A Better Frame of Mind.

2. Attitude

Sometimes when we step on to our mat we are full of the negativity of ‘not in the mood’ for yoga. But we all know that we will always step off the mat in a better frame of mind.

Confront your mood by telling yourself that you will do only one pose. It may well be you only do one pose but there is a reasonable chance you will do another. Remember, any time spent on yoga whether asana or other yoga study is part of the practice – bad mood or good!

3. Reading & Study

Specifically, the Yoga Sutras. If you don’t already have a copy it is a worthwhile investment. The Yoga Sutras is the foundational textbook of our yoga practice. Dip back in to the Sutras. Choose just one Sutra to contemplate.

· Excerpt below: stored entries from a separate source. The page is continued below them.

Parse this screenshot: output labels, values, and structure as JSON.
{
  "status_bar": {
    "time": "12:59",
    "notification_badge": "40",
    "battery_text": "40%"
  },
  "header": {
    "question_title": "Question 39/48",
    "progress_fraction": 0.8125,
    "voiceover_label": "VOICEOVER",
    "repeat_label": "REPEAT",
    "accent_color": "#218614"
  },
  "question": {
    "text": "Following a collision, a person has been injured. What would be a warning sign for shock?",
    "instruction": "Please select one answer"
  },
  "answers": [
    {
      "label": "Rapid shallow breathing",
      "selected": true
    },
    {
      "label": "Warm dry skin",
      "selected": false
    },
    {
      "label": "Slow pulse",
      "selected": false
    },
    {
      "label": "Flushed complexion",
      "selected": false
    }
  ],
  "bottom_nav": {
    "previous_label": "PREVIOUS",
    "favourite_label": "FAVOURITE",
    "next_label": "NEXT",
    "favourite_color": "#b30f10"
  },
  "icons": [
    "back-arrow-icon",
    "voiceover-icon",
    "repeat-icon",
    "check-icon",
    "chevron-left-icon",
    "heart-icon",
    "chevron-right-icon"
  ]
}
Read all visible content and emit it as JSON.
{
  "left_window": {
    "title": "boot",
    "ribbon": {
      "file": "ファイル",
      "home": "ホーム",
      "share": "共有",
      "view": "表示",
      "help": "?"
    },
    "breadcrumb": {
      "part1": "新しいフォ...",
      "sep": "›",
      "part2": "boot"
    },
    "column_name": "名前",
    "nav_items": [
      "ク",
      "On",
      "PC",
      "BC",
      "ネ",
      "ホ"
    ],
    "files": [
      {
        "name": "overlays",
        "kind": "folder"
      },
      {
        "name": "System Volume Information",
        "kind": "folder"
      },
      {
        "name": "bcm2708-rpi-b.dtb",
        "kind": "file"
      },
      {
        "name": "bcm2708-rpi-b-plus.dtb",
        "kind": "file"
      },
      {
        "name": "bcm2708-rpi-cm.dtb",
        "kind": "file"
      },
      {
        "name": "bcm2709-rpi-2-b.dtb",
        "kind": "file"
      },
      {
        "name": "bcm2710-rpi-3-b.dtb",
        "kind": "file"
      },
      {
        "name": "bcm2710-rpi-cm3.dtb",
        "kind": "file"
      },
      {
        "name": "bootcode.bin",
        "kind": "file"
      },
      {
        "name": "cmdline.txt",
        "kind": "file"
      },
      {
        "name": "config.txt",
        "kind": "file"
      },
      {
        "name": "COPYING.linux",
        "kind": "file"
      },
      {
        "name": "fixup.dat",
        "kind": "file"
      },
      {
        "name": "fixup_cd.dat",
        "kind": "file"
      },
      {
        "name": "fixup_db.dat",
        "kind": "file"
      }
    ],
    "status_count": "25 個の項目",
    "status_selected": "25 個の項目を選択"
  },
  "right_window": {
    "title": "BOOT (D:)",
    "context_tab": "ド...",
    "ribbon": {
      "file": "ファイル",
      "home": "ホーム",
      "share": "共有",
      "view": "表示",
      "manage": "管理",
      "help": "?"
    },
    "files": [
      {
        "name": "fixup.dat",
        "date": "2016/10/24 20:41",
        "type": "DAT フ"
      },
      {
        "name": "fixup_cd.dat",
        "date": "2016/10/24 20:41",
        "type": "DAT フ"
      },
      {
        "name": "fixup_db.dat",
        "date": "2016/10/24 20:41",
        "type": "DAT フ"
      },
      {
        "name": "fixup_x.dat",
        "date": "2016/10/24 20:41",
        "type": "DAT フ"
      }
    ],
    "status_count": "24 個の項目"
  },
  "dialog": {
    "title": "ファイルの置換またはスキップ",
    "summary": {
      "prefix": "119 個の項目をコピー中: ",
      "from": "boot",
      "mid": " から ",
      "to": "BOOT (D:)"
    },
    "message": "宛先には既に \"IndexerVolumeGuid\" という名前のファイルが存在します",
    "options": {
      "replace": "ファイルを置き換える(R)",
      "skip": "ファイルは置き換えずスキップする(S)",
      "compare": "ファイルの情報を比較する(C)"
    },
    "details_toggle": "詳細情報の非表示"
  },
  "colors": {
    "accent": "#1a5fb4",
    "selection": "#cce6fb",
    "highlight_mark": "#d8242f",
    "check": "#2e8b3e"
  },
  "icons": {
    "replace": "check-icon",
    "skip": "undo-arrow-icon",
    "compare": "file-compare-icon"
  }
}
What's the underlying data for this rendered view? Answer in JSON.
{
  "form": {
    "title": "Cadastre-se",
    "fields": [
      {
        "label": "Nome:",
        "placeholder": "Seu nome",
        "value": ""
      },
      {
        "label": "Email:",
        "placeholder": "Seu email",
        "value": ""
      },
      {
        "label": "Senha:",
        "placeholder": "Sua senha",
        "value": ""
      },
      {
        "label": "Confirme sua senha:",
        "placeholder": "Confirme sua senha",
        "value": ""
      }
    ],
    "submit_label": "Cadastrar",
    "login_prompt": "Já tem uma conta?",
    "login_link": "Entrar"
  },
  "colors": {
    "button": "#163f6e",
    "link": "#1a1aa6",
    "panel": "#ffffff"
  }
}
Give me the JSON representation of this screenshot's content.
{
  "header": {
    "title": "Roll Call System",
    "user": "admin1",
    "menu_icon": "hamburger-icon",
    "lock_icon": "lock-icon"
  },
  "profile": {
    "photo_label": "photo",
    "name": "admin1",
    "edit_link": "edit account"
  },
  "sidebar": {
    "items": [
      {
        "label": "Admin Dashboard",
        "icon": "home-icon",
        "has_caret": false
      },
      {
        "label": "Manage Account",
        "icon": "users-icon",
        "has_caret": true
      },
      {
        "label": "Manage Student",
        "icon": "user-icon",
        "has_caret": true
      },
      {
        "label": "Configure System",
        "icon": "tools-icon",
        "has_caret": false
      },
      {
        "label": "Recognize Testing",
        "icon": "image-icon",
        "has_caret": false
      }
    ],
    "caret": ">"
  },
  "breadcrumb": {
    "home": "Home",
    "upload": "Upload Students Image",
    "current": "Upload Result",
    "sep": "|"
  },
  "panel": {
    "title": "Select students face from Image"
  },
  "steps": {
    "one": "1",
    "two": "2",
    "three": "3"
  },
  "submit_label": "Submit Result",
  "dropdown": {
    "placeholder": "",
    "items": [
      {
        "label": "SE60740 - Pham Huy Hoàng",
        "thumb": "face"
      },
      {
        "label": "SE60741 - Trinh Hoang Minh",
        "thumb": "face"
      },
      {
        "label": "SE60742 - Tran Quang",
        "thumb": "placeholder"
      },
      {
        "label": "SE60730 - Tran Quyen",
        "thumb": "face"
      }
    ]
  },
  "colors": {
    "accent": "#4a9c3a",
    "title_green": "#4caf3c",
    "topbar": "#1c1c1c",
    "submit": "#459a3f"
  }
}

If you are a teacher spend time considering how you can introduce this theme in to your class.

A Beginners Mindset and Go Back to Basics

4. Journaling, Note Taking & Class Planning

By journaling and taking handwritten notes we begin to slow our thinking and become more mindful of our ideas as we write. That physical action of putting pen to paper gives us an opportunity to bring our thoughts, ideas, yoga class planning and study to a quiet moment. Free of the digital distraction of a screen see where the simplicity of just writing takes you.

5. Teaching with a Beginners Mind

Teach a class to your students with a back to basics theme. Really break down the elements of each pose. Dedicate a class to just one or two beginners poses that you practice in depth. Make your verbal clues more direct and simplify your yoga language. Spread the toes. Ground the heels. Engage the thigh muscles. Open the palm. Combine these phrases with clear demonstration during your instruction to the class. Remember that as teachers we are always in a place of constant learning which is why it is called a yoga ‘practice’.

It can be difficult to get a clear perspective on the challenges we are all facing as individuals, communities and a global population. Use your yoga practice to anchor you while you navigate these overwhelming and unpredictable times.